Page 1 of 1

Problem with whitespaces when parsing with Xerces

Posted: Tue Dec 14, 2004 3:05 pm
by Guest
Hi,

I'm using Xerces DOM Parser as below:

import org.apache.xerces.parsers.DOMParser;

DOMParser parser = new DOMParser();
parser.setFeature("http://apache.org/xml/features/validation/schema",true);
parser.setFeature("http://xml.org/sax/features/validation", true);
parser.setErrorHandler(new errHandler());
parser.parse(xmlFile);

The xml file being parsed looks like this:

<CCphysical xmlns:xsi="http://www.w3.org/2001/XMLSchema-instance" xsi:noNamespaceSchemaLocation="MySchema.xsd">
<root name="Name">
<directory name="doc" />
<directory name="doc2" />
<directory name="XML" />
</root>
<CCphysical/>

Extract from the schema:

<xsd:element name="root">
<xsd:complexType>
<xsd:sequence>
<xsd:element maxOccurs="unbounded" minOccurs="0" ref="directory" />
</xsd:sequence>
<xsd:attribute name="name" type="xsd:String" use="optional" />
</xsd:complexType>
</xsd:element>

When parsing the file I don't get 3 childNodes for root but 6 because the parser also counts the whitespaces.
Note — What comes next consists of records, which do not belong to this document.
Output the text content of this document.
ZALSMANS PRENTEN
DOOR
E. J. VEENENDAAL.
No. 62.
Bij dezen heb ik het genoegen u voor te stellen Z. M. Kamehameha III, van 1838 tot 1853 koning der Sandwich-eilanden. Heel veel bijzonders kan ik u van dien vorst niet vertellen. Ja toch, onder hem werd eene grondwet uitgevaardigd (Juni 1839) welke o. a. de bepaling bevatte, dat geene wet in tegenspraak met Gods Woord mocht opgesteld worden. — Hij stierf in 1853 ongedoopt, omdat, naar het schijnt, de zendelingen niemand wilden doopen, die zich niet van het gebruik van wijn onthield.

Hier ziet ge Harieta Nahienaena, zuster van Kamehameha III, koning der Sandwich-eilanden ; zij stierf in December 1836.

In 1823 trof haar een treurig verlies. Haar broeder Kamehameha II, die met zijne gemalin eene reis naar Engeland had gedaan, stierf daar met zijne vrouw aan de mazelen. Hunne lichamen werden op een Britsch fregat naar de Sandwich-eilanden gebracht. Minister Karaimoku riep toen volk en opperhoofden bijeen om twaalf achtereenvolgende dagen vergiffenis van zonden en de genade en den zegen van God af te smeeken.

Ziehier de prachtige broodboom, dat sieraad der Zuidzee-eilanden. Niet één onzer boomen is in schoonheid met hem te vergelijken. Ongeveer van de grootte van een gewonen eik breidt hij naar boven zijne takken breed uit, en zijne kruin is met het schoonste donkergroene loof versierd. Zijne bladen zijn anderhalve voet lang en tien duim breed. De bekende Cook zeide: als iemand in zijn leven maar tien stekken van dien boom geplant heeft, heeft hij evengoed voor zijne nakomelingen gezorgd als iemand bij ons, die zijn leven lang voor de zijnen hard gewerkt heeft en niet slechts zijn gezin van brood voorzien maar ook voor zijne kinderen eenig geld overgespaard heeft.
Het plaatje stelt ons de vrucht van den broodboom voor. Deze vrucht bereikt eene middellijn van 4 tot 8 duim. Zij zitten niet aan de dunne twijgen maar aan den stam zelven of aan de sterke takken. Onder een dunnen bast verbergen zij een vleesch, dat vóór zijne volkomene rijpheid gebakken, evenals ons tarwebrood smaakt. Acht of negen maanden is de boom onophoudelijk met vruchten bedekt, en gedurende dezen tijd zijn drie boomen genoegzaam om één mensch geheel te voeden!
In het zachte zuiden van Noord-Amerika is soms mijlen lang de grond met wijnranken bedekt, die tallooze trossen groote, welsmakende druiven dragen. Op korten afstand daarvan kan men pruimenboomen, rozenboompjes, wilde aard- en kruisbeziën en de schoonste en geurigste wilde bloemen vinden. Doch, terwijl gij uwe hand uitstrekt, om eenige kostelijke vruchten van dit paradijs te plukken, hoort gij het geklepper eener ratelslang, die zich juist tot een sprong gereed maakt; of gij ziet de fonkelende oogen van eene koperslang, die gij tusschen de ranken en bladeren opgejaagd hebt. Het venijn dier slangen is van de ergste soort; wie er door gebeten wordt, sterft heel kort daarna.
Even when setting the feature
parser.setFeature("http://apache.org/xml/features/dom/incl ... ace",false);
it does not work. What's wrong and what do I have to do so that whitespeces are ignored?

Thanks for your help,
Fabian

Workaround

Posted: Tue Dec 14, 2004 6:55 pm
by Radu
Yes, indeed the root node has as children besides the directory nodes the line break text nodes.
The safe thing to do (and that would work for any xml file no matter how many white spaces are between tags) would be that when iterating through the root's children to add this condition for each node:

Code: Select all

n.getNodeType() == Node.ELEMENT_NODE
and only take into consideration the element nodes.